Ghost Of Tsushima (PS4) | Review – The Meaning of Honor

Developer: Sucker Punch Productions

Publisher: Sony Interactive Entertainment

Release Date: July 17 2020

Platform: PlayStation 4


Fluid gameplay within the beaututiful setting of ancient Japan.


Jin Sakai, a samurai from the Sakai Clan, is one of the few survivors from the first wave of attacks of the Mongols on the island of Tsushima, led by the cunning Kothun Khan. In order to save his home, Jin must fight with whatever he has at his disposal, regardless of the Bushido, the warrior’s path. And thus, the tale of the Ghost begins.


This game is the perfect addition to your library if you’re a Hack N’ Slash fan. The combat can be very challenging, especially on Hard mode. Defeating foes requires a lot of focus on well-timed attacks. You can block most of theirs, but if you parry by blocking right before it, you’ll have an opportunity to counter attack. And even then, you have the perfect parry, which can instantly kill a lot of enemies once you’re upgraded it enough. Speaking of which, the game require a bit of grinding for these upgrades – at least on a higher difficulty – but not enough to make it intolerable. It also won’t be much of an issue if you explore a lot, but more on that later.

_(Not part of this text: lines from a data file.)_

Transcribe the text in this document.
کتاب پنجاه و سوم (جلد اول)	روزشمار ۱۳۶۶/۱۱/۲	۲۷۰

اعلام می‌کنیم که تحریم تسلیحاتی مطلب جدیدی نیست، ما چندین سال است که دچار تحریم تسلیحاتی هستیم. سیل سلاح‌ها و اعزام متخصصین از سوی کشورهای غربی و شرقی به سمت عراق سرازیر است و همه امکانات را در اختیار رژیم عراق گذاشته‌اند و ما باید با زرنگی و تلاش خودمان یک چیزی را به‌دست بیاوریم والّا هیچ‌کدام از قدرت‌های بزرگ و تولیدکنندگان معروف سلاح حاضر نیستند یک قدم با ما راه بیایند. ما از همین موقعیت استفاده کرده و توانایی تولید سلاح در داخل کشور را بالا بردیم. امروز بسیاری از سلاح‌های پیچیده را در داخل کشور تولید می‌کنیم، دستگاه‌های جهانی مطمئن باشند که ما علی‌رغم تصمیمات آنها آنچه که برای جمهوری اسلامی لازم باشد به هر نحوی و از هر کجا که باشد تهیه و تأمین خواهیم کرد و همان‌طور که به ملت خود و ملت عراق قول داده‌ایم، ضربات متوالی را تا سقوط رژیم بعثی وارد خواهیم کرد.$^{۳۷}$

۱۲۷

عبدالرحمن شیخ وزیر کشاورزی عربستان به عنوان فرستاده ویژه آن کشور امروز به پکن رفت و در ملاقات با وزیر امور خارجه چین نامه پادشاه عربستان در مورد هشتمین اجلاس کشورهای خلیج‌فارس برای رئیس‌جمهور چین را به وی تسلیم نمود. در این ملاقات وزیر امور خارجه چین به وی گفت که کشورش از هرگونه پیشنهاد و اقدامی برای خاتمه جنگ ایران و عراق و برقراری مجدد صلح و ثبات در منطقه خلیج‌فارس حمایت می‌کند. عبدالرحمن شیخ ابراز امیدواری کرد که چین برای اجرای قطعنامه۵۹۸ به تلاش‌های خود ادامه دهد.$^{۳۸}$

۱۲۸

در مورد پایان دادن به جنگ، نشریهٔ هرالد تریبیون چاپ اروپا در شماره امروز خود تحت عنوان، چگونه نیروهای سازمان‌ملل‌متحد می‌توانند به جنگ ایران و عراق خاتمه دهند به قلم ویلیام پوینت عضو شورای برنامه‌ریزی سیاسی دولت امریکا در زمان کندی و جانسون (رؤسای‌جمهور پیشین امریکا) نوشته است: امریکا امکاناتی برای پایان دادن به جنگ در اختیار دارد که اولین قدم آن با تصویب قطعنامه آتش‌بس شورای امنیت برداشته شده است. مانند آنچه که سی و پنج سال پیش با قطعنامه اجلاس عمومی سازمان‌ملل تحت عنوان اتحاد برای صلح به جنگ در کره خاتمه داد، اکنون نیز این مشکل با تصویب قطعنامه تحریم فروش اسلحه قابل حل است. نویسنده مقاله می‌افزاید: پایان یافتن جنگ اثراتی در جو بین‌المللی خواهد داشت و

The game also rewards good timing with the standoffs, where you hold a button and release it before an enemy hits you. Doing so will instantly kill them. Don’t miss it, though. It hurts.

The only downside I had with the combat are the duels; they’re some of the best combat the game has to offer. However, at least on a standard PS4, framerate drops can happen more than they should in these fights, especially fights with a lot of particle effects around them. Since this game is tied to precision and good timing, these drops can cause you to miss a parry and get hit.

The stealth mechanics are a bit more simple, but entertaining nonetheless. It’s what you expect from games that aren’t stealth-oriented. For instance, enemies have little-to-no peripheral vision, and will take quite some time to detect you. Still, I had a lot of fun with the stealth, especially since it offers a nice gameplay variety. Sometimes I used stealth, other times I just challenged the enemies. It’s also very useful if you’re not strong enough to deal with the enemies head-on.

All bugs found were hardly detrimental, and don’t compromise the game in any way. In fact, I found most of them quite funny. Keep a look out to see if you spot a headless body crawling for mercy, it’s very amusing.

You can actually take out groups of enemies with standoffs, if you’re skilled enough.


Long story short, it’s amazing from beginning to end. It has a lot of emotional moments, and, interestingly enough, the stealth approach is actually plot-related (if you know how samurai were, you’d know they wouldn’t stab enemies in the back), which makes your approaches as either Samurai (combat) or Ghost (stealth) have a more profound touch.

Not just that, but the side-quests are very interesting as well. There are a good amount of them, and most of them concern the allies you meet along the way, which makes them more interesting as characters. Personally, I found Norio’s tales very emotional, and were home to some of my favorite missions. The developers clearly worked very hard to make sure each tale had some good writing. In fact, it’s so good that the tales told in some of these side-quests would rival other games’ campaign modes, in terms of the quality of writing.

What’s a samurai without style?


When it comes to exploration, the number of options are massive, but at the same time, they’re not overwhelming. The scenario is simply beautiful; each gives a very calming sensation when you’re exploring. There’s little-to-no HUD during your treks, so you can really take the scenery in. Plus, since the wind itself guides you towards your goal, it gives a much more immersive feel to the game.

Not only that, but it’s extremely rewarding as well. The spots you can find can increase your health, resolve (used for skills and more importantly, to heal yourself during combat), charms (that give you passive abilities once equipped) and the aforementioned side-stories. Finding these locations is also very immersive. Keep an eye out for foxes and especially golden birds, they can lead you to many interesting locations.

(Most) animals are your friends.


Both a technical a story masterpiece, this game honors samurai movies as if they were always made to be turned into video games. The combat is fluid and satisfying, and the story is both emotional and does make you think about what would be deemed honorable or not. This game is definitely a must-have for action fans, hack ‘n’ slash lovers, and anyone who appreciates fantastic writing in video games.